A tutto questo forniscono l’impulso decisivo le università dell’area, principalmente Politecnico e Unito. «Il volo aereo della Penisola è nato a Torino, sulla pista nella zona di Mirafiori, il primo aeroporto italiano», ricorda Marco Cantamessa professore del Politecnico torinese. Che sottolinea quanto sia «importante che ricerca scientifica, area produttiva e area sperimentale siano tutte nello stesso territorio». Questo del resto sarà uno degli atout della futura cittadella dello spazio. Che avrà a disposizione, accanto ai laboratori e alle aree produttive, il Campo Volo di Collegno, l’aeroporto di Torino prima della costruzione di Caselle. Una pista pronta per i voli sperimentali di droni e velivoli di nuova generazione.
L’impressione è che proprio quello che un tempo si chiamava aerospazio e che oggi si dovrebbe più propriamente definire industria della mobilità possa diventare la nuova chiave di volta della manifattura e della ricerca nel nordovest italiano. Perché è in quelle innovazioni che risiedono le maggiori potenzialità di aggredire i nuovi mercati. Già oggi i numeri del distretto torinese dicono che quella è la strada giusta.
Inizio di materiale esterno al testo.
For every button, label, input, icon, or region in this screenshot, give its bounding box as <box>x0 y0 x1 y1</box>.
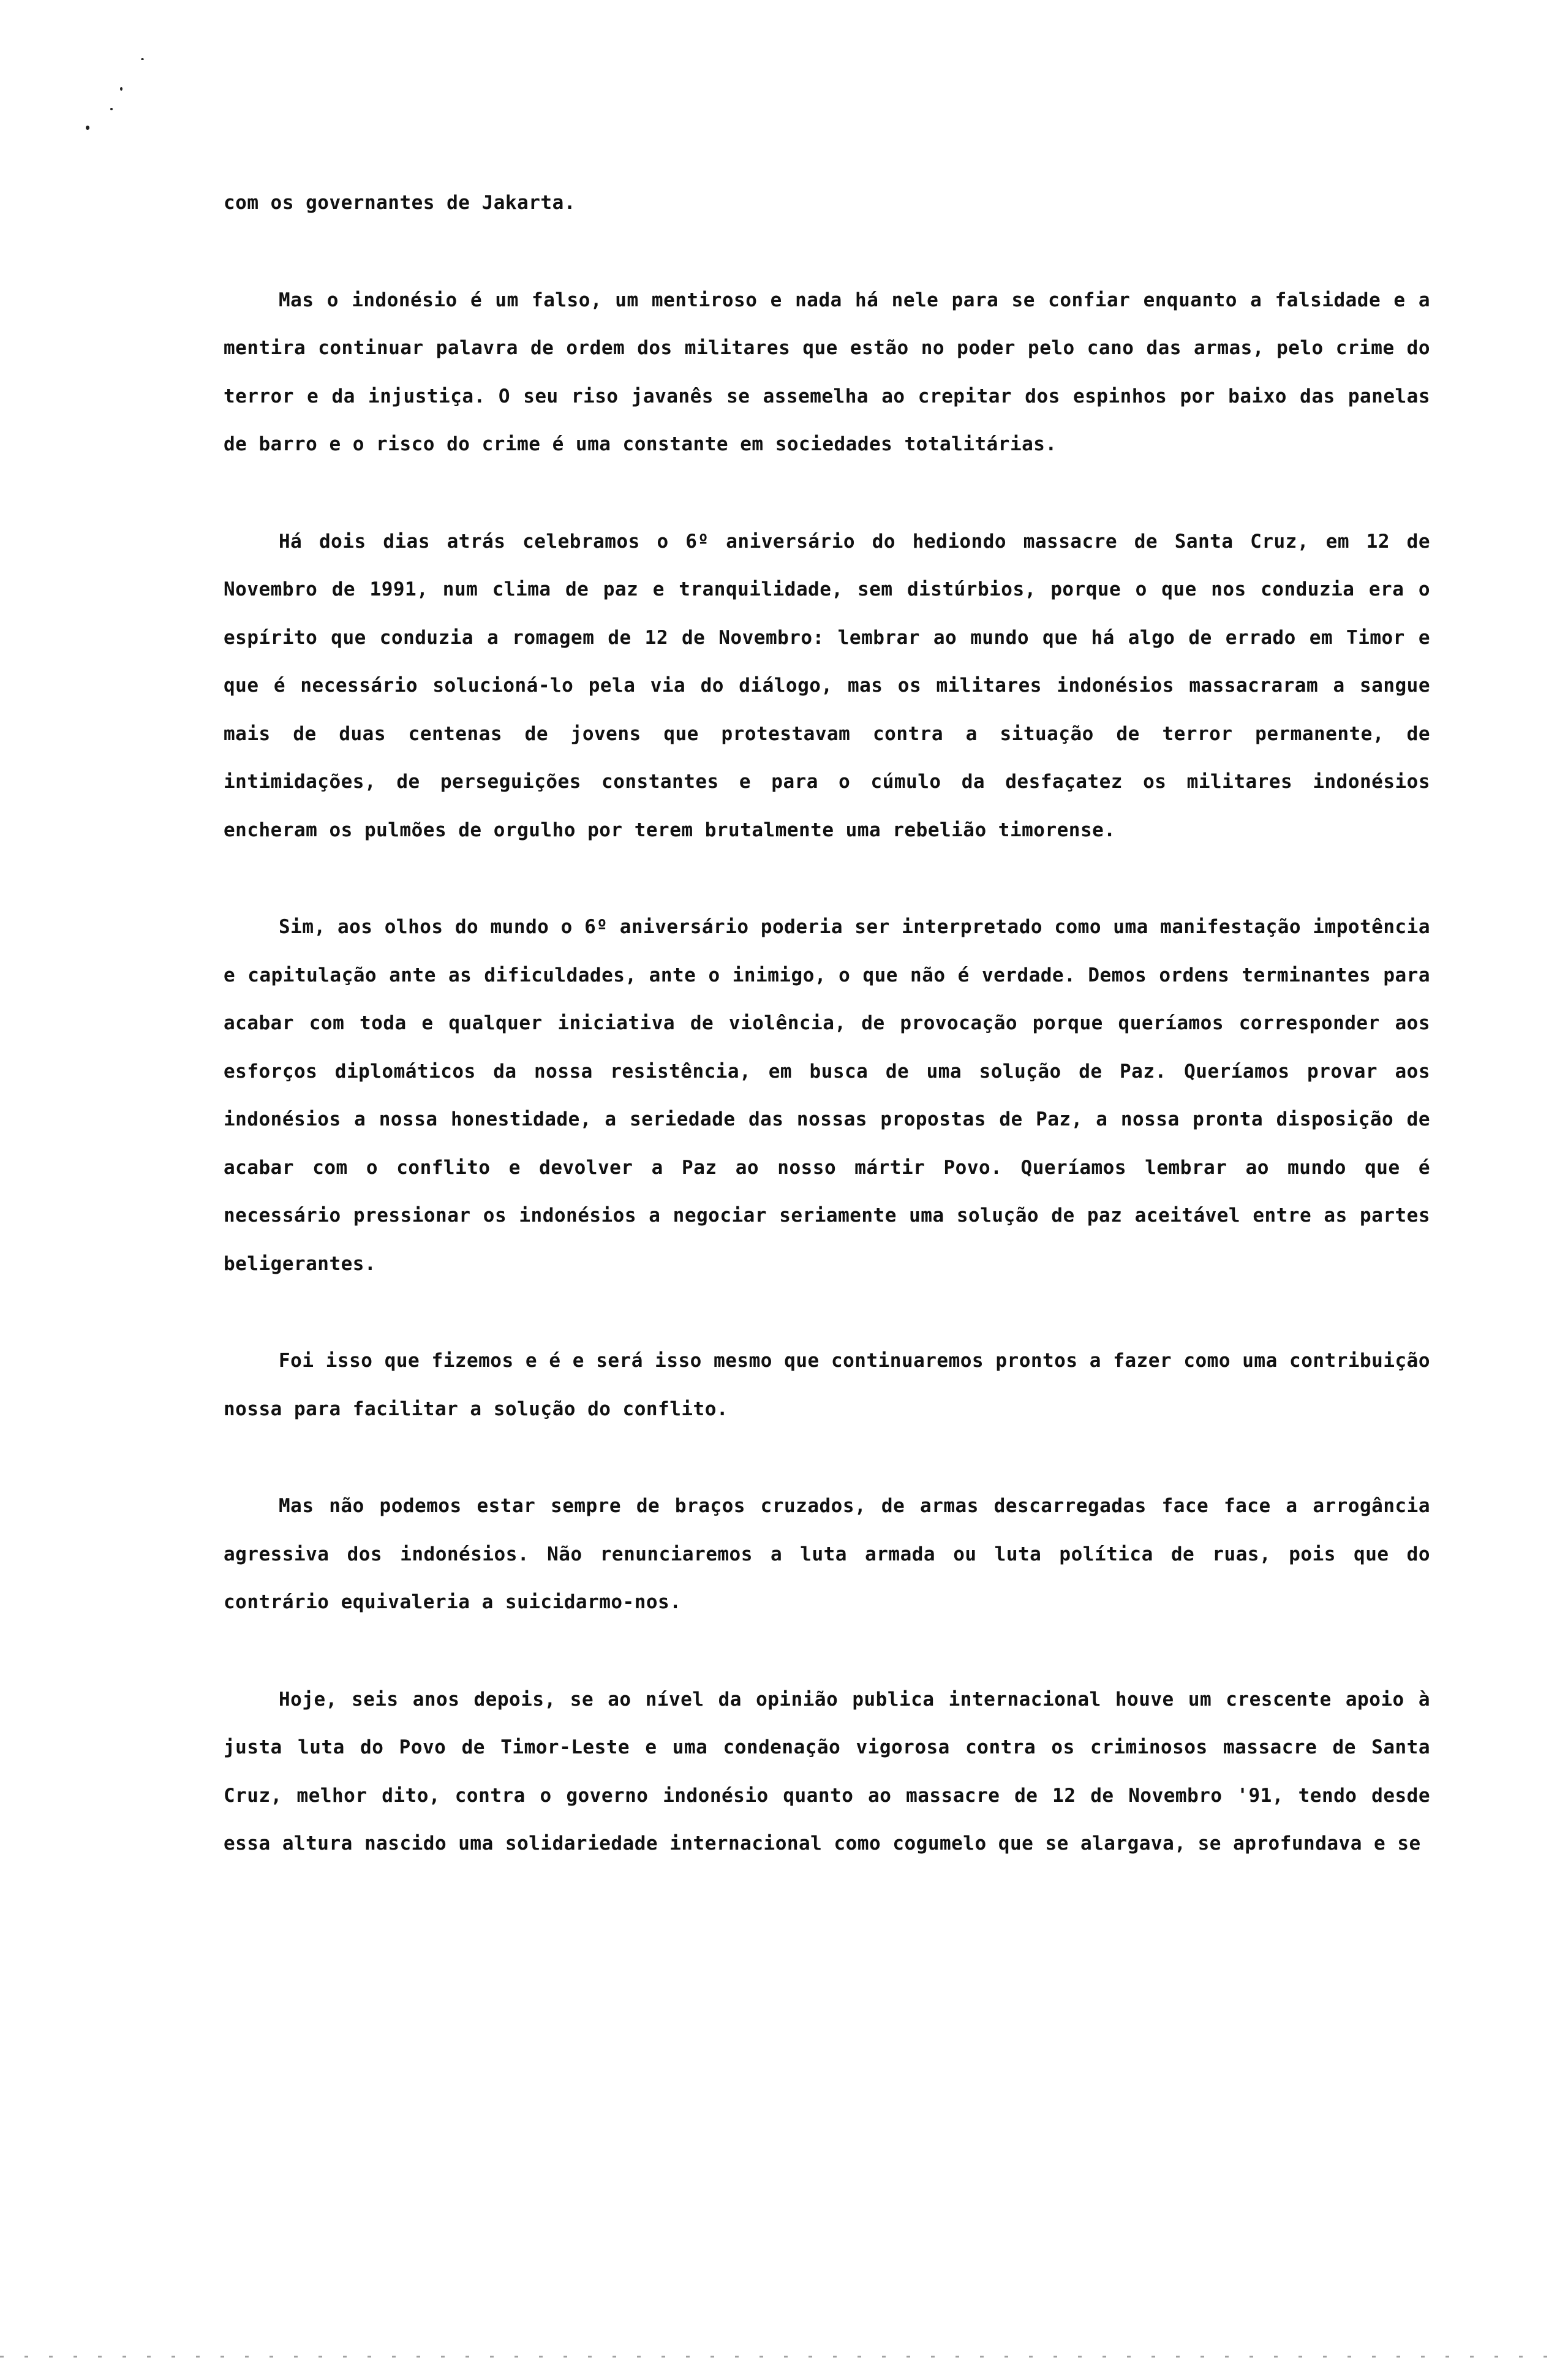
paragraph: Foi isso que fizemos e é e será isso mesmo que continuaremos prontos a fazer como uma contribuição nossa para facilitar a solução do conflito. <box>224 1350 1430 1420</box>
paragraph: Mas não podemos estar sempre de braços cruzados, de armas descarregadas face face a arrogância agressiva dos indonésios. Não renunciaremos a luta armada ou luta política de ruas, pois que do contrário equivaleria a suicidarmo-nos. <box>224 1495 1430 1613</box>
scan-speck <box>120 87 123 91</box>
scan-speck <box>110 108 113 110</box>
scan-speck <box>141 58 144 60</box>
paragraph-continuation: com os governantes de Jakarta. <box>224 192 576 214</box>
paragraph: Sim, aos olhos do mundo o 6º aniversário poderia ser interpretado como uma manifestação impotência e capitulação ante as dificuldades, ante o inimigo, o que não é verdade. Demos ordens terminantes para acabar com toda e qualquer iniciativa de violência, de provocação porque queríamos corresponder aos esforços diplomáticos da nossa resistência, em busca de uma solução de Paz. Queríamos provar aos indonésios a nossa honestidade, a seriedade das nossas propostas de Paz, a nossa pronta disposição de acabar com o conflito e devolver a Paz ao nosso mártir Povo. Queríamos lembrar ao mundo que é necessário pressionar os indonésios a negociar seriamente uma solução de paz aceitável entre as partes beligerantes. <box>224 916 1430 1275</box>
paragraph: Há dois dias atrás celebramos o 6º aniversário do hediondo massacre de Santa Cruz, em 12 de Novembro de 1991, num clima de paz e tranquilidade, sem distúrbios, porque o que nos conduzia era o espírito que conduzia a romagem de 12 de Novembro: lembrar ao mundo que há algo de errado em Timor e que é necessário solucioná-lo pela via do diálogo, mas os militares indonésios massacraram a sangue mais de duas centenas de jovens que protestavam contra a situação de terror permanente, de intimidações, de perseguições constantes e para o cúmulo da desfaçatez os militares indonésios encheram os pulmões de orgulho por terem brutalmente uma rebelião timorense. <box>224 530 1430 841</box>
paragraph: Hoje, seis anos depois, se ao nível da opinião publica internacional houve um crescente apoio à justa luta do Povo de Timor-Leste e uma condenação vigorosa contra os criminosos massacre de Santa Cruz, melhor dito, contra o governo indonésio quanto ao massacre de 12 de Novembro '91, tendo desde essa altura nascido uma solidariedade internacional como cogumelo que se alargava, se aprofundava e se <box>224 1688 1430 1855</box>
scan-edge-artifact <box>0 2356 1568 2358</box>
document-body <box>224 179 1430 1868</box>
paragraph: Mas o indonésio é um falso, um mentiroso e nada há nele para se confiar enquanto a falsidade e a mentira continuar palavra de ordem dos militares que estão no poder pelo cano das armas, pelo crime do terror e da injustiça. O seu riso javanês se assemelha ao crepitar dos espinhos por baixo das panelas de barro e o risco do crime é uma constante em sociedades totalitárias. <box>224 289 1430 455</box>
scan-speck <box>86 126 89 130</box>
I 15.000 addetti garantiscono un fatturato di 7 miliardi di euro con un export vicino al miliardo soprattutto verso Usa e Germania. La nascita della cittadella dell’aerospazio nei prossimi anni non farà che aumentare queste cifre e far cresce il numero delle piccole e medie aziende che alimentano la filiera. Già oggi sono 350. A queste si aggiungeranno le start up che troveranno posto dell’incubatore dell’Agenzia Spaziale Europea. Una forte garanzia per il futuro.